Birth Control Pills Increase Risk of Breast Cancer: New Study

Contraceptive pills have become popular now but the impact will lead to higher risk of breast cancer later in life, warn scientists.

Researchers from the University of Michigan found that some commonly prescribed birth control pills can quadruple the levels of synthetic estrogen and progesterone hormones, which increase the risk of breast cancers. The treatment of breast cancer is mainly focused on hormone therapy.

The blood tests on women who use birth control pills contained much higher levels of hormones compared to those who did not and the results showed that 4 out of 7 formulations tested were found to quadruple the levels of progestin, a synthetic version of the hormone progesterone.

Another test showed 40% higher exposure to ethinyl estradiol, synthetic estrogen, another major cause for breast cancer.

Study’s lead author Beverly Strassmann said that there is an urgent need for pharma companies to redesign the birth control pills so they do not cause breast cancer among women. Their research showed that one percent of breast cancer cases are caused by the use of oral contraceptive pills.

“Not enough has changed over the generations of these drugs and given how many people take hormonal birth control worldwide – millions – the pharmaceutical industry shouldn’t rest on its laurels,” she said.

In a previous study, birth control pills were found to have caused a small but significant increase in the risk of the most common type of stroke. The study published in the journal MedLink Neurology in 2015 showed that “the risk seems higher and, in most cases, oral contraceptive use should be discouraged.”

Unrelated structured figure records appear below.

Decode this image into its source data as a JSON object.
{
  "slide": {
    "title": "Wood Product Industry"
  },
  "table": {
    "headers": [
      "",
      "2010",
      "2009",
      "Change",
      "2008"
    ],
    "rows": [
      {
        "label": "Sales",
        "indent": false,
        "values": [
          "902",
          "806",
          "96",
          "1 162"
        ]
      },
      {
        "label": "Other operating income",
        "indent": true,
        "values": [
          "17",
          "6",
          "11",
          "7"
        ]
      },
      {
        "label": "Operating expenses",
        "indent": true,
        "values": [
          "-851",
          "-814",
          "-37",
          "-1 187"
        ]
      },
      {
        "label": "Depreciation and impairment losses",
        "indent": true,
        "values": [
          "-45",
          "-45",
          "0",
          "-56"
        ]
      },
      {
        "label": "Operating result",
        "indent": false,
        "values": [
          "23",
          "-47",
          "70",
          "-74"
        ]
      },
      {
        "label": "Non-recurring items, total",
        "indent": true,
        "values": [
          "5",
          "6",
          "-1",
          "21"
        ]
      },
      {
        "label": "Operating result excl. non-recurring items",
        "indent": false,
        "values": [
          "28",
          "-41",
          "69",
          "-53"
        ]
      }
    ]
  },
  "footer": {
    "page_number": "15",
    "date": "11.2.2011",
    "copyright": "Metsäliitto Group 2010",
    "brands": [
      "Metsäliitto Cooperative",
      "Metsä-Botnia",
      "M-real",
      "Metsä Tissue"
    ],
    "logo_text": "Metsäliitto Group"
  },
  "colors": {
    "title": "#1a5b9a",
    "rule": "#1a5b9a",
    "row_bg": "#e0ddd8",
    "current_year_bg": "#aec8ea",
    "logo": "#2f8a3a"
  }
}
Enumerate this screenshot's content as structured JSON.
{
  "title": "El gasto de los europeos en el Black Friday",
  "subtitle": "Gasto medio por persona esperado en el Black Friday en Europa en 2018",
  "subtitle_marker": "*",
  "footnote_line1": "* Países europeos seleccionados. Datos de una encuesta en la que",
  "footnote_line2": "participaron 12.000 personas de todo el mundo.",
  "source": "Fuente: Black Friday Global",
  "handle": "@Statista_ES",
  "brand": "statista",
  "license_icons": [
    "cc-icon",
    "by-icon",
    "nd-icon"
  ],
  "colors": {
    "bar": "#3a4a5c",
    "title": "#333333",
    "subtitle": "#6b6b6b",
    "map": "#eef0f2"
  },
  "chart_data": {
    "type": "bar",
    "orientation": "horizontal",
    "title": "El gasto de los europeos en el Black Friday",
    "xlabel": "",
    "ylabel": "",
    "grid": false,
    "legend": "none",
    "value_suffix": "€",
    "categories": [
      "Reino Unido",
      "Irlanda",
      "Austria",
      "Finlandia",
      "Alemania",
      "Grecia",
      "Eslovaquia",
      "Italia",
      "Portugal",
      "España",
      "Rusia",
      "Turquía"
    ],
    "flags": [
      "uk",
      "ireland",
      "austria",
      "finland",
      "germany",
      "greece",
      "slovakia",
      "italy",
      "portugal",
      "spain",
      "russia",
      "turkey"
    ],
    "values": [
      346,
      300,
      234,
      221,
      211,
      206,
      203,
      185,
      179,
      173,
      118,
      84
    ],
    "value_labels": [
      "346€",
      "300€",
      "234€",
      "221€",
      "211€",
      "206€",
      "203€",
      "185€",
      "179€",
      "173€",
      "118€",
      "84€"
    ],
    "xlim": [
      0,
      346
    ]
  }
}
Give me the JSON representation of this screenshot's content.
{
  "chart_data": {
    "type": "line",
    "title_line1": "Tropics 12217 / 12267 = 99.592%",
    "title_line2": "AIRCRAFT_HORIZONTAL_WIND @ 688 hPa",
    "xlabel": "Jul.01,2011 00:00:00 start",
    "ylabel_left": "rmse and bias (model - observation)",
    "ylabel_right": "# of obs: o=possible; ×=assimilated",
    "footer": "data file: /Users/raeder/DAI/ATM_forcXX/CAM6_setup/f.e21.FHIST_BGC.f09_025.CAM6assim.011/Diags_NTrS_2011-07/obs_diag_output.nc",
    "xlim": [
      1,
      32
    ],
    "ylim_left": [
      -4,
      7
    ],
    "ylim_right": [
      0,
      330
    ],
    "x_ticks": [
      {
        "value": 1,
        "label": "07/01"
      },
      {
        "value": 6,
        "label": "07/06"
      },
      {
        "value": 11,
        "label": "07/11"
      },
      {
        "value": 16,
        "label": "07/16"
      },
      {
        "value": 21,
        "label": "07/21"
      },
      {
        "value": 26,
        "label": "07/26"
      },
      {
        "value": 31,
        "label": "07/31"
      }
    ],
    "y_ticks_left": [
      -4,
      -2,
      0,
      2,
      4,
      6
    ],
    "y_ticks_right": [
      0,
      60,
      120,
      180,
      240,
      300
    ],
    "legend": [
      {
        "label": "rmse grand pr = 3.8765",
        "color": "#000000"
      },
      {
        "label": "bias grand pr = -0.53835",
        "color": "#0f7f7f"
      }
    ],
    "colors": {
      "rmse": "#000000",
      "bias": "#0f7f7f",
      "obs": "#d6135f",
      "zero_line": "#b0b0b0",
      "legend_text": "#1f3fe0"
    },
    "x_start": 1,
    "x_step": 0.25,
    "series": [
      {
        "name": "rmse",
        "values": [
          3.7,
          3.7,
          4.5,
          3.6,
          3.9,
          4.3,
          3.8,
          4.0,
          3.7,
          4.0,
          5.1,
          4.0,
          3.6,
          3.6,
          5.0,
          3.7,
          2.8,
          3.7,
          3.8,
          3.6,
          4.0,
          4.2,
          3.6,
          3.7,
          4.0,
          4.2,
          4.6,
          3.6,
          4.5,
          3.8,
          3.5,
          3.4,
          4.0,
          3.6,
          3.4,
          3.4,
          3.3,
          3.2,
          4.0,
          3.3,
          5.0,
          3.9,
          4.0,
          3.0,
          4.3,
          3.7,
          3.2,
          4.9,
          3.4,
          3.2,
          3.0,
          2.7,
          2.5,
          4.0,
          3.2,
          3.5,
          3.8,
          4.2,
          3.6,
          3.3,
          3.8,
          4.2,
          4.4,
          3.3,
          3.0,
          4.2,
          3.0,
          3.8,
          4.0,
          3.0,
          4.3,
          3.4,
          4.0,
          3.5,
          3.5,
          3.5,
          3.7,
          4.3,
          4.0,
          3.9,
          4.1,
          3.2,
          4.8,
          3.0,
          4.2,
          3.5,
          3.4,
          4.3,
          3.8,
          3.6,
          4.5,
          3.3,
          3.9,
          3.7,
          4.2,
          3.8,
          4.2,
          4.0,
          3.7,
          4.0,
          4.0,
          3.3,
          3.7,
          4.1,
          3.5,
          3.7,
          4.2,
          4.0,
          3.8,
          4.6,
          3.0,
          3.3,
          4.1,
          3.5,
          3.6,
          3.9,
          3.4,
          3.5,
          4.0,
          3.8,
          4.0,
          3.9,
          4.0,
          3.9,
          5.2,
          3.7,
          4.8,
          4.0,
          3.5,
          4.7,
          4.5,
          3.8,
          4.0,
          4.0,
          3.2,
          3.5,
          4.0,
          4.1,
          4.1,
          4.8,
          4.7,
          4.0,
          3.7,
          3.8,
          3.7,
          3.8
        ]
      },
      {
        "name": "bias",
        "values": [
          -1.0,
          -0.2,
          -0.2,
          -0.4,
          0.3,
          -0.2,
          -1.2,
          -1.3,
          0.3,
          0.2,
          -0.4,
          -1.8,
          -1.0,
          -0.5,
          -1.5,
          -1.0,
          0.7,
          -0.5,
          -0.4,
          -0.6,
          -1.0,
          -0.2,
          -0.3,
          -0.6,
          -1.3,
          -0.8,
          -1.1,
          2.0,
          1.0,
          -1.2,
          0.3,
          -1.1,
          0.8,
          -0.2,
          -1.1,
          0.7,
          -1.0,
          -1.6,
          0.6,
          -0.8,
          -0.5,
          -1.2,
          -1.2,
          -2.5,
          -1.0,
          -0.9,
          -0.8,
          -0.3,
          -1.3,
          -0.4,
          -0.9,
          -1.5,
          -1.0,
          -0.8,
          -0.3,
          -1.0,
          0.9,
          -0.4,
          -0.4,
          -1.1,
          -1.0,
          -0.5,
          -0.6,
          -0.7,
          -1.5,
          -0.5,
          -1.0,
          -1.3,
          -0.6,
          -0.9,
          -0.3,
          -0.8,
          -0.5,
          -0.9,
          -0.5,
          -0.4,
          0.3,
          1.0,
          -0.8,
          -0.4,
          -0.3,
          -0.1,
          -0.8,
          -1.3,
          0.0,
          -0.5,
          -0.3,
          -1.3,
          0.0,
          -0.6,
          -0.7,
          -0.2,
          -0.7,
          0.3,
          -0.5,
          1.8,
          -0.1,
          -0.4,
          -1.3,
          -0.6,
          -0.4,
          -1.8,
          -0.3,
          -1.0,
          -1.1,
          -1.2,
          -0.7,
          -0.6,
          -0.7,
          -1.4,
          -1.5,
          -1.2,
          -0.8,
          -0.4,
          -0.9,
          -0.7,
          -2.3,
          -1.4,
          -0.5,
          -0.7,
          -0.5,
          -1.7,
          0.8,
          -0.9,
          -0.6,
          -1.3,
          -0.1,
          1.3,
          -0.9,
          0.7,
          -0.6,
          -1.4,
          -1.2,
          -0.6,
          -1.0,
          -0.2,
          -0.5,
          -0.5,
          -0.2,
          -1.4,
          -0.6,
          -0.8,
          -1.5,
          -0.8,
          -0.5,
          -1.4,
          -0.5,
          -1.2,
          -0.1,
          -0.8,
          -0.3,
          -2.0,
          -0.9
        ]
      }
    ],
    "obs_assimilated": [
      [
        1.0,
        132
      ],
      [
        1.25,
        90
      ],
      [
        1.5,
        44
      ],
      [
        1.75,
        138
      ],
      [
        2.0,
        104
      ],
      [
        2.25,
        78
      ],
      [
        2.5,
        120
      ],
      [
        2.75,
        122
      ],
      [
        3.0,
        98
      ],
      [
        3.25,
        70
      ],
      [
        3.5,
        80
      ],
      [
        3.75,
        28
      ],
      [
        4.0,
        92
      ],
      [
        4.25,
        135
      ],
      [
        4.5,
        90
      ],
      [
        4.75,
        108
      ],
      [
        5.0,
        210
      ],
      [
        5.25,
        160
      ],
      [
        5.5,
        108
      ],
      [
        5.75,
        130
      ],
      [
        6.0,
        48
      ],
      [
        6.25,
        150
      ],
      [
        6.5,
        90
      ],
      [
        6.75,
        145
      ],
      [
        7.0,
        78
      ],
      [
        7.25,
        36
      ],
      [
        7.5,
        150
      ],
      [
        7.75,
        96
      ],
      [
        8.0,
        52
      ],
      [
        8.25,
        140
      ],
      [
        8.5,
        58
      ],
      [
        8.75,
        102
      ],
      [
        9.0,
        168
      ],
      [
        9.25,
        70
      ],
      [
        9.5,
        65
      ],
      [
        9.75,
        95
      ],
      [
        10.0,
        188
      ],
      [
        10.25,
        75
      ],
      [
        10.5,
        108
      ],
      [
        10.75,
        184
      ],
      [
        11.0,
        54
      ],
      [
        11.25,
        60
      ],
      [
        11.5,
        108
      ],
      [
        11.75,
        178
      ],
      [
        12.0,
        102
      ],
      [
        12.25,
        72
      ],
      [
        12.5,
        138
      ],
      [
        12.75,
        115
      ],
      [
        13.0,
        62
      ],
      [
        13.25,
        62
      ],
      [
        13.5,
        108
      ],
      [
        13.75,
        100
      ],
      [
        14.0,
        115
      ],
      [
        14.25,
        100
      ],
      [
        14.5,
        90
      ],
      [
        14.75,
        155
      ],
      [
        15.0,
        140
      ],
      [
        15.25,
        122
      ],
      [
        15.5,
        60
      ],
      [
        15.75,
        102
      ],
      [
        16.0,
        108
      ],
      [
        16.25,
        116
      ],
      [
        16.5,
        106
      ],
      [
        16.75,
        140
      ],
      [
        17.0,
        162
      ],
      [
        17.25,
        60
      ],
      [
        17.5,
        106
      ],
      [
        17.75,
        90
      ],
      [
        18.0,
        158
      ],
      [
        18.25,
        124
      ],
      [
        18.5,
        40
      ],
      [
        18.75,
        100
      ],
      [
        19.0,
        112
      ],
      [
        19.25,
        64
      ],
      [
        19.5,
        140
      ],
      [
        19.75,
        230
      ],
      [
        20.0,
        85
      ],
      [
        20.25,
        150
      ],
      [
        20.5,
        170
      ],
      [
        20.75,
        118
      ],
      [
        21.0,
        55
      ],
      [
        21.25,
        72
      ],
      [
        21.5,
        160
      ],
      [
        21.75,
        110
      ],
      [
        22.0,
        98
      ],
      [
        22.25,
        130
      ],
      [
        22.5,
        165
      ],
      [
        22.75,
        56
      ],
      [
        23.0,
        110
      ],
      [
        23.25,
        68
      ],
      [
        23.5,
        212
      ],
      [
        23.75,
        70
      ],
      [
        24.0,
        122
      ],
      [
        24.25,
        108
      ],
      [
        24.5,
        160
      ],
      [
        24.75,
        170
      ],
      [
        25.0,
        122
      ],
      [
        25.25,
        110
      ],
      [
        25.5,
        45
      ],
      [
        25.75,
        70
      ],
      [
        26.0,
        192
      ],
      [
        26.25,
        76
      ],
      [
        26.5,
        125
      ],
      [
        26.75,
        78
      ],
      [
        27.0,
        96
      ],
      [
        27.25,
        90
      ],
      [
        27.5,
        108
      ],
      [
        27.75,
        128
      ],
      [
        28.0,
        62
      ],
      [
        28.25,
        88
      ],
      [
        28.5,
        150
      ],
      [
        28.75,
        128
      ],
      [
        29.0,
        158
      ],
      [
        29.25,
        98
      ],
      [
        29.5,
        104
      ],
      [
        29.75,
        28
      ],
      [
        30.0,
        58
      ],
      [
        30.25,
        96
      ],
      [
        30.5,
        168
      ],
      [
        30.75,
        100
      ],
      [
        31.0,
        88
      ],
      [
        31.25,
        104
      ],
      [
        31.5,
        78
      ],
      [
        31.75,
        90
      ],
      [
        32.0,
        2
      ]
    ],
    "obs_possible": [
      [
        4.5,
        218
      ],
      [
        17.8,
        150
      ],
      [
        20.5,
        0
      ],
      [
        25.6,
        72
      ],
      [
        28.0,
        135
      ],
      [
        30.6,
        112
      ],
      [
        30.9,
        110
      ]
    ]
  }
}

Marisa McGinley, Sarkis Morales-Vidal, and Jose Biller of Loyola University Medical Center and Loyola University Chicago Stritch School of Medicine studied about 100 million women worldwide who used oral contraceptives. Birth control pills increase the risk 1.9 times, to 8.5 strokes per 100,000 women, which means one out of 24,000 women would experience the stroke.

Early versions of the pill contained doses of synthetic estrogen as high as 150 micrograms, though they have come down to 20 to 35 micrograms now and not more than 50 micrograms. In the United States, there are about 40 brands of oral contraceptives and 21 brands of emergency contraceptive pills.